Consulting Chief Financial Officers (CFOs) play an important role at private equity (PE) portfolio companies. An interim CFO can be strategically added to a company’s team to navigate a merger or acquisition, implement new systems, or serve as a critical stop gap between incoming and outgoing CFOs.
According to a 2019 survey by Deloitte, the turnover rate for PE CFOs is greater than 80 percent, and finding a permanent CFO for a PE-backed company takes a lot of time and consideration.
Mid to large-sized businesses may already have a CFO, but what do they do if their business is going through a financial crunch? What if the CFO isn’t skilled enough to help you navigate the rough waters? Worst of all, what if the CFO gives notice during a rough season? It’s simple: you can hire an interim CFO or a part-time CFO (also known as fractional CFO), but first, you need to understand the difference between the two.
To avoid rushing the decision, a lot of private equity firms will hire a temporary or “interim CFO” who can come in and handle immediate needs. Of course, choosing an interim CFO is also an important decision, so it is wise to understand the unique circumstances under which an temporary CFO is engaged.
An interim CFO is brought in to a PE-backed company for a short period of time, typically one to three months. This means the temporary CFO has to hit the ground running when introduced to the PE-backed company. The ability to quickly adapt to business needs and tasks is an essential capability every temporary CFO should have.
Adaptability does not just come into play for completing work tasks, either. An interim CFO’s ability to adjust to a new setting can also be very useful when it comes to addressing company culture. The temporary CFO should be able to seamlessly adapt to working with various departments within the PE-backed company as well as understand best practices for interacting with the private equity board.

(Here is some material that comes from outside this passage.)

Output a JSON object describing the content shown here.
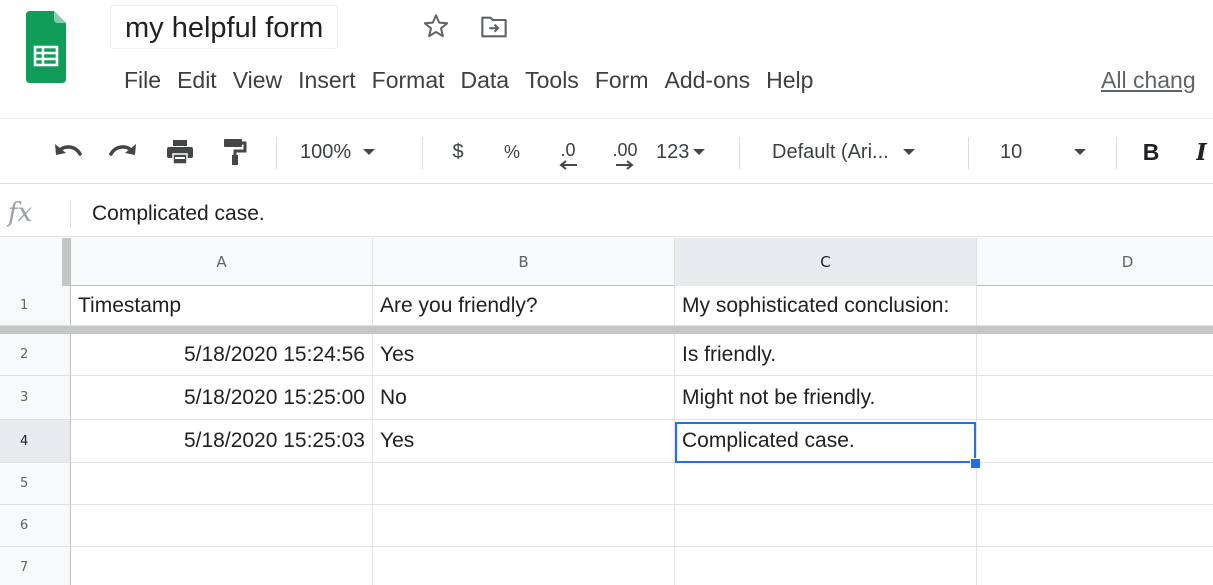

A key component of adaptability is interpersonal skills. Being able to effectively lead, communicate, and motivate team members is part of what makes an interim CFO successful. An interim CFO with a positive attitude and effective communication can integrate into an existing team a lot faster than someone who lacks the necessary interpersonal skills. Demonstrating effective communication also lends credibility to the temporary CFO’s ability to perform well for the new team.

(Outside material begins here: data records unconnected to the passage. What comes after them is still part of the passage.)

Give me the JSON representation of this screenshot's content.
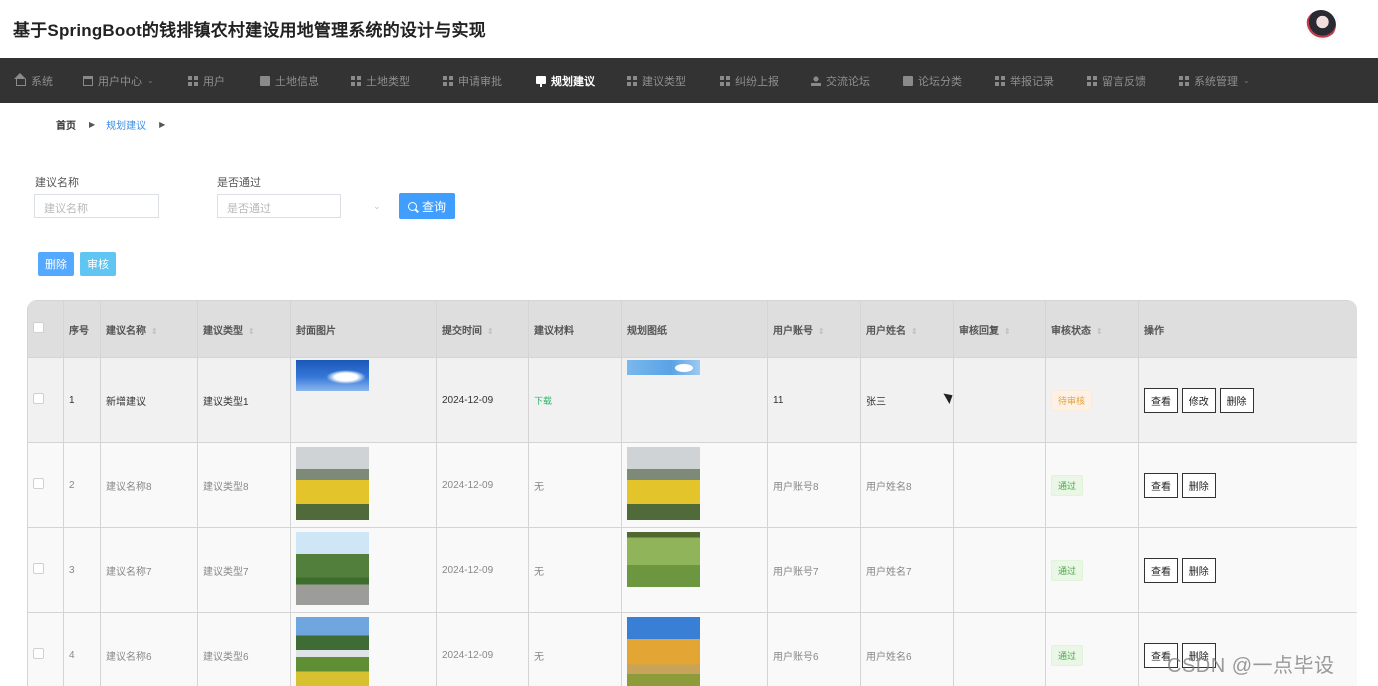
{
  "header": {
    "title": "基于SpringBoot的钱排镇农村建设用地管理系统的设计与实现"
  },
  "nav": {
    "items": [
      {
        "label": "系统",
        "icon": "home-icon"
      },
      {
        "label": "用户中心",
        "icon": "window-icon",
        "dropdown": true
      },
      {
        "label": "用户",
        "icon": "grid-icon"
      },
      {
        "label": "土地信息",
        "icon": "clipboard-icon"
      },
      {
        "label": "土地类型",
        "icon": "grid-icon"
      },
      {
        "label": "申请审批",
        "icon": "grid-icon"
      },
      {
        "label": "规划建议",
        "icon": "board-icon",
        "active": true
      },
      {
        "label": "建议类型",
        "icon": "grid-icon"
      },
      {
        "label": "纠纷上报",
        "icon": "grid-icon"
      },
      {
        "label": "交流论坛",
        "icon": "user-icon"
      },
      {
        "label": "论坛分类",
        "icon": "clipboard-icon"
      },
      {
        "label": "举报记录",
        "icon": "grid-icon"
      },
      {
        "label": "留言反馈",
        "icon": "grid-icon"
      },
      {
        "label": "系统管理",
        "icon": "grid-icon",
        "dropdown": true
      }
    ]
  },
  "breadcrumb": {
    "home": "首页",
    "current": "规划建议"
  },
  "search": {
    "name_label": "建议名称",
    "name_placeholder": "建议名称",
    "pass_label": "是否通过",
    "pass_placeholder": "是否通过",
    "query_label": "查询"
  },
  "actions": {
    "delete_label": "删除",
    "audit_label": "审核"
  },
  "table": {
    "headers": [
      "序号",
      "建议名称",
      "建议类型",
      "封面图片",
      "提交时间",
      "建议材料",
      "规划图纸",
      "用户账号",
      "用户姓名",
      "审核回复",
      "审核状态",
      "操作"
    ],
    "rows": [
      {
        "index": "1",
        "name": "新增建议",
        "type": "建议类型1",
        "time": "2024-12-09",
        "material": "下载",
        "account": "11",
        "user": "张三",
        "reply": "",
        "status": "待审核",
        "ops": [
          "查看",
          "修改",
          "删除"
        ]
      },
      {
        "index": "2",
        "name": "建议名称8",
        "type": "建议类型8",
        "time": "2024-12-09",
        "material": "无",
        "account": "用户账号8",
        "user": "用户姓名8",
        "reply": "",
        "status": "通过",
        "ops": [
          "查看",
          "删除"
        ]
      },
      {
        "index": "3",
        "name": "建议名称7",
        "type": "建议类型7",
        "time": "2024-12-09",
        "material": "无",
        "account": "用户账号7",
        "user": "用户姓名7",
        "reply": "",
        "status": "通过",
        "ops": [
          "查看",
          "删除"
        ]
      },
      {
        "index": "4",
        "name": "建议名称6",
        "type": "建议类型6",
        "time": "2024-12-09",
        "material": "无",
        "account": "用户账号6",
        "user": "用户姓名6",
        "reply": "",
        "status": "通过",
        "ops": [
          "查看",
          "删除"
        ]
      }
    ]
  },
  "colors": {
    "nav_bg": "#333333",
    "primary": "#409eff",
    "pending": "#e6a23c",
    "pass": "#4aa84a"
  },
  "watermark": "CSDN @一点毕设"
}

Private equity leadership also benefits from an interim CFO’s interpersonal skills. Clear communication allows the interim CFO to interpret financial data in a clear, concise manner that will result in constructive interactions when reviewing financials.
One big mistake of many private equity firms when hiring an interim CFO for a portfolio company is looking for someone who has the same skill set as a full-time CFO.
A temporary CFO should be hired to complete three main tasks or goals, and the skill set of this CFO will be dependent on the specific tasks that the PE-backed company needs completed.
For instance, the company may need help with ERP system implementation or company restructuring. Often, an interim CFO is hired to fill the gap between the departure of the previous CFO and create a soft landing for the start date of the new CFO.
Since an interim CFO typically only stays with a company up to three months, it is easy for the CFO to remain objective and avoid office politics. A neutral point of view regarding company processes and procedures is incredibly valuable. This objective viewpoint can clearly see which areas can use improvement and where cuts need to be made.
An interim CFO should be able to identify areas for financial improvement as well as major investment within the PE portfolio company. Even when the feedback is negative, an interim CFO should have the confidence and impartiality to honestly assess and comment on the state of the portfolio company.
Consulting CFOs might not have the same type of experience as the permanent CFO you seek, but they still have a high level of expertise, usually in a consulting capacity. Ideally, the temporary CFO will have an MBA in finance as well as five to 10 years of executive-level experience.
A promising temporary CFO will also be able to demonstrate past experience leading financial or accounting functions of sizable companies. An interim CFO might not need to have the same experience as a permanent CFO, but they should still be an extremely competent professional familiar with the financial reporting and performance demands of private equity.
The right interim CFO for your portfolio company can make a huge difference in a short amount of time. Whether you need someone to help during a business acquisition, to implement new systems management procedures, or to just temporarily fill the gap between permanent CFOs, an interim CFO is a good investment for your private equity-backed company.